These days, Supercell has fully committed to… emotes. Lots and lots of emotes.
It’s been about two years since Supercell initially double-down on the emote trolling, only to back down three months later. The “backing down” required you to specifically mute your opponents every single game, but at some point they allowed the setting to stay on. However, one of the downsides was that muting emotes then muted them from your own teammate. There really wasn’t much communication possible via emotes, but it was sometimes useful to be able to “complain” about your partner’s inanity.
Towards the end of June of this year, Supercell released the new Goblin emotes. At first, I thought this seemed a bit silly. I mean, they were sold in $25 bundles that included a bunch of gold and cards which effectively made the emotes “free,” but it’s hard to imagine a company selling a sort of cosmetic item that anyone can just disable entirely. Later on, Supercell went on to just sell packages of emotes for $5, and mix and matching the types of bundles.
The funny thing is… I turned emotes back on. And I am somewhat serious about wanting to buy a certain combination of emotes.
The specific scenario I want to be able to communicate via emote is when my own 2v2 partner does something unbelievably fucking stupid. Like, every person I get matched with is supposed to be around my own skill level, right? So how can they be so dumb? It’s one thing to be interrupted while playing the game. It’s something else entirely to place troops poorly, or not at all, or basically get flustered and do random shit.

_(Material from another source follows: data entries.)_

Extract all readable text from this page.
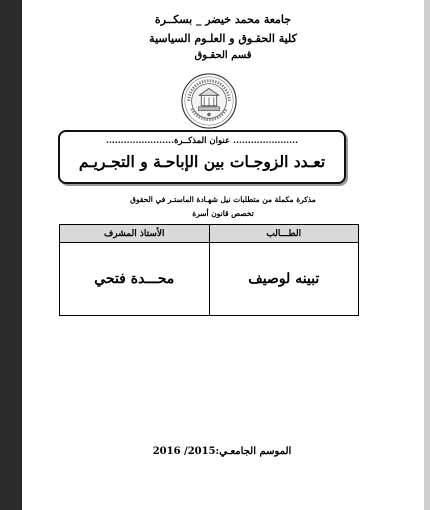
جامعة محمد خيضر _ بسكــرة
كلية الحقـوق و العلـوم السياسية
قسم الحقـوق
...................... عنوان المذكــرة.......................
تعـدد الزوجـات بين الإباحـة و التجـريـم
مذكرة مكملة من متطلبات نيل شهـادة الماستـر في الحقوق
تخصص قانون أسرة
الطـــالب	الأستاذ المشرف
تبينه لوصيف	محـــدة فتحي
الموسم الجامعـي:2015/ 2016
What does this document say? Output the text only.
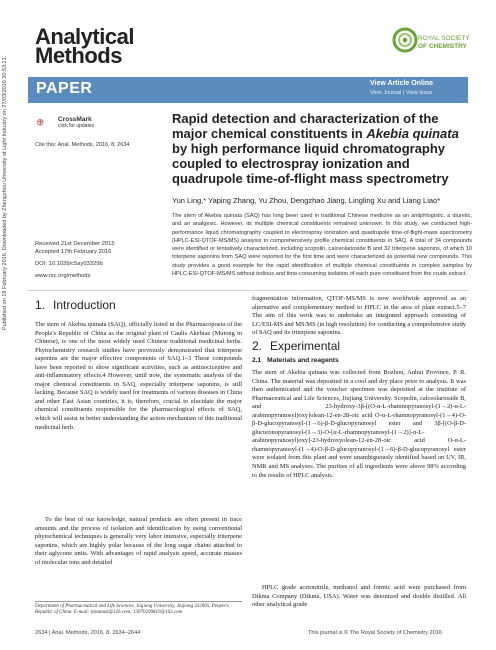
Published on 18 February 2016. Downloaded by Zhengzhou University of Light Industry on 27/03/2016 20:53:21.
Analytical
Methods
ROYAL SOCIETY
OF CHEMISTRY
PAPER	View Article Online
View Journal | View Issue
CrossMark
click for updates
Cite this: Anal. Methods, 2016, 8, 2634
Rapid detection and characterization of the major chemical constituents in Akebia quinata by high performance liquid chromatography coupled to electrospray ionization and quadrupole time-of-flight mass spectrometry
Yun Ling,* Yaping Zhang, Yu Zhou, Dengzhao Jiang, Lingling Xu and Liang Liao*
The stem of Akebia quinata (SAQ) has long been used in traditional Chinese medicine as an antiphlogistic, a diuretic, and an analgesic. However, its multiple chemical constituents remained unknown. In this study, we conducted high-performance liquid chromatography coupled to electrospray ionization and quadrupole time-of-flight-mass spectrometry (HPLC-ESI-QTOF-MS/MS) analysis to comprehensively profile chemical constituents in SAQ. A total of 34 compounds were identified or tentatively characterized, including scopolin, calceolarioside B and 32 triterpene saponins, of which 10 triterpene saponins from SAQ were reported for the first time and were characterized as potential new compounds. This study provides a good example for the rapid identification of multiple chemical constituents in complex samples by HPLC-ESI-QTOF-MS/MS without tedious and time-consuming isolation of each pure constituent from the crude extract.
Received 21st December 2015
Accepted 17th February 2016
DOI: 10.1039/c5ay03329b
www.rsc.org/methods
1. Introduction
The stem of Akebia quinata (SAQ), officially listed in the Pharmacopoeia of the People's Republic of China as the original plant of Caulis Akebiae (Mutong in Chinese), is one of the most widely used Chinese traditional medicinal herbs. Phytochemistry research studies have previously demonstrated that triterpene saponins are the major effective components of SAQ.1–3 These compounds have been reported to show significant activities, such as antinociceptive and anti-inflammatory effects.4 However, until now, the systematic analysis of the major chemical constituents in SAQ, especially triterpene saponins, is still lacking. Because SAQ is widely used for treatments of various diseases in China and other East Asian countries, it is, therefore, crucial to elucidate the major chemical constituents responsible for the pharmacological effects of SAQ, which will assist in better understanding the action mechanism of this traditional medicinal herb.
To the best of our knowledge, natural products are often present in trace amounts and the process of isolation and identification by using conventional phytochemical techniques is generally very labor intensive, especially triterpene saponins, which are highly polar because of the long sugar chains attached to their aglycone units. With advantages of rapid analysis speed, accurate masses of molecular ions and detailed
Department of Pharmaceutical and Life Sciences, Jiujiang University, Jiujiang 332005, People's Republic of China. E-mail: lymanust@126.com; 13970209819@163.com
fragmentation information, QTOF-MS/MS is now worldwide approved as an alternative and complementary method to HPLC in the area of plant extract.5–7 The aim of this work was to undertake an integrated approach consisting of LC/ESI-MS and MS/MS (in high resolution) for conducting a comprehensive study of SAQ and its triterpene saponins.
2. Experimental
2.1 Materials and reagents
The stem of Akebia quinata was collected from Bozhou, Anhui Province, P. R. China. The material was deposited in a cool and dry place prior to analysis. It was then authenticated and the voucher specimen was deposited at the institute of Pharmaceutical and Life Sciences, Jiujiang University. Scopolin, calceolarioside B, and 23-hydroxy-3β-[(O-α-L-rhamnopyranosyl-(1→2)-α-L-arabinopyranosyl)oxy]olean-12-en-28-oic acid O-α-L-rhamnopyranosyl-(1→4)-O-β-D-glucopyranosyl-(1→6)-β-D-glucopyranosyl ester and 3β-[(O-β-D-glucuronopyranosyl-(1→3)-O-[α-L-rhamnopyranosyl-(1→2)]-α-L-arabinopyranosyl)oxy]-23-hydroxyolean-12-en-28-oic acid O-α-L-rhamnopyranosyl-(1→4)-O-β-D-glucopyranosyl-(1→6)-β-D-glucopyranosyl ester were isolated from this plant and were unambiguously identified based on UV, IR, NMR and MS analyses. The purities of all ingredients were above 98% according to the results of HPLC analysis.
HPLC grade acetonitrile, methanol and formic acid were purchased from Dikma Company (Dikma, USA). Water was deionized and double distilled. All other analytical grade
2634 | Anal. Methods, 2016, 8, 2634–2644	This journal is © The Royal Society of Chemistry 2016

Goblins have a “roll eyes” and “this is fine (burning building)” emote and I want, nay, need to be able to communicate this to my opponents. Not my own teammate, because they either already know they fucked up, or are too stupid to comprehend it anyway. Just something a bit more… precise than simply the default “angry” emote plus sending a Fireball to the King Tower – the nigh-universal “I give up” action.
I didn’t think emotes could possibly work as a monetization strategy, especially when you can turn them off at will, but here we are. Supercell surprises me again.